Cela s'explique par l'explosion des effectifs d'étudiants (accroissement de 131 pour cent des effectifs universitaires entre 1990 et 1995 ; Laurent, 1998) à laquelle le gouvernement ivoirien a du faire face par la construction de nouveaux campus. Cependant les étudiants du supérieur ont des difficultés à trouver un emploi. Dans la mesure où ce système était historiquement créé pour former le personnel administratif, que l'emploi public est quasiment gelé et que l'emploi salarié privé moderne a diminué60, le chômage touche fortement les diplômés de l'enseignement supérieur. Une plus grande adéquation entre l'enseignement fourni et la demande de qualification sur le marché du travail doit être trouvée.

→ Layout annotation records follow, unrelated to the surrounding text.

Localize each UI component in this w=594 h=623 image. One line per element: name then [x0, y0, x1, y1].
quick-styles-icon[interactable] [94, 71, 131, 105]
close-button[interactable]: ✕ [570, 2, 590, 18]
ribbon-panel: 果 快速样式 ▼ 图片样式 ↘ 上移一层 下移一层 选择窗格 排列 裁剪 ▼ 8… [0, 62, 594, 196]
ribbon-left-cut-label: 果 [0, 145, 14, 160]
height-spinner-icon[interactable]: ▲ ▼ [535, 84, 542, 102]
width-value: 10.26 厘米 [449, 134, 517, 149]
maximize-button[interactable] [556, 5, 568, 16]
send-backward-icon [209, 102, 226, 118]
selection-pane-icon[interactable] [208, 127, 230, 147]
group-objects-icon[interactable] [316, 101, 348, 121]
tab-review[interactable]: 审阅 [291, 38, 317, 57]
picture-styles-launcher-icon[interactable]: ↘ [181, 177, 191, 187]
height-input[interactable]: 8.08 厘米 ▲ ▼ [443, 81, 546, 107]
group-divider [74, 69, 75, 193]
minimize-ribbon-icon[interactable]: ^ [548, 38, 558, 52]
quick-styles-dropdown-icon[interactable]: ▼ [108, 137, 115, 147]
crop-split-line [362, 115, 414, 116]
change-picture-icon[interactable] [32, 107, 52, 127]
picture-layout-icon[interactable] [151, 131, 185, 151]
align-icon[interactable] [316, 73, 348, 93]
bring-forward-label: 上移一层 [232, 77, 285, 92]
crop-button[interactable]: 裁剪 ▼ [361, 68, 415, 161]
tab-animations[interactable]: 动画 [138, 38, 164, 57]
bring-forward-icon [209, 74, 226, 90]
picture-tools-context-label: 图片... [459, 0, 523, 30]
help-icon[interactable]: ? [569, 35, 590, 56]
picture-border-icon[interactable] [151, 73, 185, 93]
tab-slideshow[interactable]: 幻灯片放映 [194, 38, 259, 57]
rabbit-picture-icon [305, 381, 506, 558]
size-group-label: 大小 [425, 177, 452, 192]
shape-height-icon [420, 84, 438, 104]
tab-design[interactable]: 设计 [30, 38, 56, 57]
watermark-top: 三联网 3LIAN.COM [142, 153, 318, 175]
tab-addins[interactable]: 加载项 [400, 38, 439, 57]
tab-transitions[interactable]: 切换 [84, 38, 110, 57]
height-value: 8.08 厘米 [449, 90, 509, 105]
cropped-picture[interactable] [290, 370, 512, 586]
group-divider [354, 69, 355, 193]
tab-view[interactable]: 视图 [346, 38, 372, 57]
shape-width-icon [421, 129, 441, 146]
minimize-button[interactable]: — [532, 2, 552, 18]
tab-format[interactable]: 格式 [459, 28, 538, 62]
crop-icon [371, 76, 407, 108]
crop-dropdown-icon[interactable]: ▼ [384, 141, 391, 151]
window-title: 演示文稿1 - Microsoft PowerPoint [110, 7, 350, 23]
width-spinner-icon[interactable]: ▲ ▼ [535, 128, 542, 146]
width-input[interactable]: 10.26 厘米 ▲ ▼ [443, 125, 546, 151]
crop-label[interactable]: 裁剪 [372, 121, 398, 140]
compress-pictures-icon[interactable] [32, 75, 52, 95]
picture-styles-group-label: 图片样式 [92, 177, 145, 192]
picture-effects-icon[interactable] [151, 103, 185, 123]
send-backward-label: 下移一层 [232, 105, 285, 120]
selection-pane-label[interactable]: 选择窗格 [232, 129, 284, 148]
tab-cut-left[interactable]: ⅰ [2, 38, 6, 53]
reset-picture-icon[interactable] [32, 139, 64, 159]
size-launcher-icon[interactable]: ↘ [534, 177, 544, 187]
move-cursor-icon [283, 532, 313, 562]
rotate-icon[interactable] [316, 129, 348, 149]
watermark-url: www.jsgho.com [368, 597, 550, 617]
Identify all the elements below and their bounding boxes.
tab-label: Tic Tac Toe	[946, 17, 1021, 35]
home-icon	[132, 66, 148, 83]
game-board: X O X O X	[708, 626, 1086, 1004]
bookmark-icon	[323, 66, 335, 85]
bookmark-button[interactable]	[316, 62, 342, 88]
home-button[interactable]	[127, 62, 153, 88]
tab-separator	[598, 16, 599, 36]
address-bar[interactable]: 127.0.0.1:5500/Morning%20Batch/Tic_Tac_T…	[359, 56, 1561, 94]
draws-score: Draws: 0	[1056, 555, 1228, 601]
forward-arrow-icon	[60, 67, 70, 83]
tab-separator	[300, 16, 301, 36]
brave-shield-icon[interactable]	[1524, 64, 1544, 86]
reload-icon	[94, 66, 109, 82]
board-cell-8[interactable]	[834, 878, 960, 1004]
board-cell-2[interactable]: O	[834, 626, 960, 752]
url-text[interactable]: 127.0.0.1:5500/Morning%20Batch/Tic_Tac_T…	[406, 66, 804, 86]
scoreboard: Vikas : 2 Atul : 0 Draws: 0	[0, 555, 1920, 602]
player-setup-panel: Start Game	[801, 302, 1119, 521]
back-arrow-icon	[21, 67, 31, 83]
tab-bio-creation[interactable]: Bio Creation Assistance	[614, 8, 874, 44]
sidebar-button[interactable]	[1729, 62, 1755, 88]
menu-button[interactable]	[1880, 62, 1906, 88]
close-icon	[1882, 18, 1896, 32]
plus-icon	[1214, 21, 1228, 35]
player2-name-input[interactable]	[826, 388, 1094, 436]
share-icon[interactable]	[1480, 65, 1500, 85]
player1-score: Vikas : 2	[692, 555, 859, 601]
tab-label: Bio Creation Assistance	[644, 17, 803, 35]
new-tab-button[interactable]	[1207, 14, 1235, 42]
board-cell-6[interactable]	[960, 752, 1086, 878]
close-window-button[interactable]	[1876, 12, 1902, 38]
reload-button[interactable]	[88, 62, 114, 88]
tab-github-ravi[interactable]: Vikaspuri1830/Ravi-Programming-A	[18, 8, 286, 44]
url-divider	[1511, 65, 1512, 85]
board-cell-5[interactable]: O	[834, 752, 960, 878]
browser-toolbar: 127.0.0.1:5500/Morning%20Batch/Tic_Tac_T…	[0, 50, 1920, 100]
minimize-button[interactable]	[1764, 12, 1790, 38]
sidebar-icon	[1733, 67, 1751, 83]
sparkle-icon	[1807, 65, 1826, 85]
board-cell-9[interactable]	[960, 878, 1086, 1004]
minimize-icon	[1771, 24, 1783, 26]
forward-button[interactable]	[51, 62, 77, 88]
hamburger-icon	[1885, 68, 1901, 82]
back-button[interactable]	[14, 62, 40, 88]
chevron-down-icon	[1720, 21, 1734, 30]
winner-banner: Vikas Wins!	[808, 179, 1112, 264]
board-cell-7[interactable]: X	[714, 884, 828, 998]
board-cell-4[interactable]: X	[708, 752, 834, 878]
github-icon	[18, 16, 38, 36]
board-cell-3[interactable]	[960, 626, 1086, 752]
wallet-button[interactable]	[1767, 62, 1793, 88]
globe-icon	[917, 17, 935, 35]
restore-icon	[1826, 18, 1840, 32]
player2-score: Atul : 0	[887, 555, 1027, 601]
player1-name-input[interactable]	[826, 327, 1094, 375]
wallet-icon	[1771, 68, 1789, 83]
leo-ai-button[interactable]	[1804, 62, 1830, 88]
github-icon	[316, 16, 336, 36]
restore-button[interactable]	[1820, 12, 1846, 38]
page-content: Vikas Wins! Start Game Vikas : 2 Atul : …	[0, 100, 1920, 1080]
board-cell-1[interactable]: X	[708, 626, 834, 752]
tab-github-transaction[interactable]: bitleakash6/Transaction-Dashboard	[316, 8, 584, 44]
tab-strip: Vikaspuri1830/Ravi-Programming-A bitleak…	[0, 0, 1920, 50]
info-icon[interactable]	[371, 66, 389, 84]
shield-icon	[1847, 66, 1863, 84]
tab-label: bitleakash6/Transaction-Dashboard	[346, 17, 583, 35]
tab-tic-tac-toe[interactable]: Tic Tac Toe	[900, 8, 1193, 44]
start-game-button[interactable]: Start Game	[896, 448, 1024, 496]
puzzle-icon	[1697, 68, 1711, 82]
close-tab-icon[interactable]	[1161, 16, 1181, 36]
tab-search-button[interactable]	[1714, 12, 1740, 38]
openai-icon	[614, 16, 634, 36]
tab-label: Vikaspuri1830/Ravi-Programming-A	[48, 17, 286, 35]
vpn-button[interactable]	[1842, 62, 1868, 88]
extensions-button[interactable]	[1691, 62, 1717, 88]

Dans le cas où des efforts supplémentaires ne seraient pas consentis dans le primaire, le taux d'alphabétisation atteindrait, en 2025, seulement 50 pour cent de la population des 15 ans et plus. Du fait du faible coût d'accès pour les étudiants à l'enseignement supérieur, et des écarts de coûts unitaires entre les enseignements primaire, secondaire et supérieur, les dépenses publiques sont très inégalement réparties entre les ménages : le premier quintile de revenu reçoit 10 pour cent des dépenses publiques d'éducation alors que le dernier quintile en reçoit 37 pour cent (Laurent, 1998). Par ailleurs, on a montré que le coût d'opportunité de scolarisation des enfants chez les catégories pauvres de la population est important et que la distance à l'école pèse négativement dans la demande d'éducation des populations rurales (de Vreyer, 1993).

Une plus grande orientation du budget public vers le primaire s'impose donc. Un système redistributif de bourses vers les couches les plus défavorisées doit être renforcé ainsi que la prise en charge des coûts de l'enseignement supérieur par les familles les plus favorisées. De même, afin de lutter contre la pauvreté, le gouvernement ainsi que les bailleurs de fonds doivent s'inquiéter d'une meilleure allocation de l'offre en éducation sur le territoire ivoirien.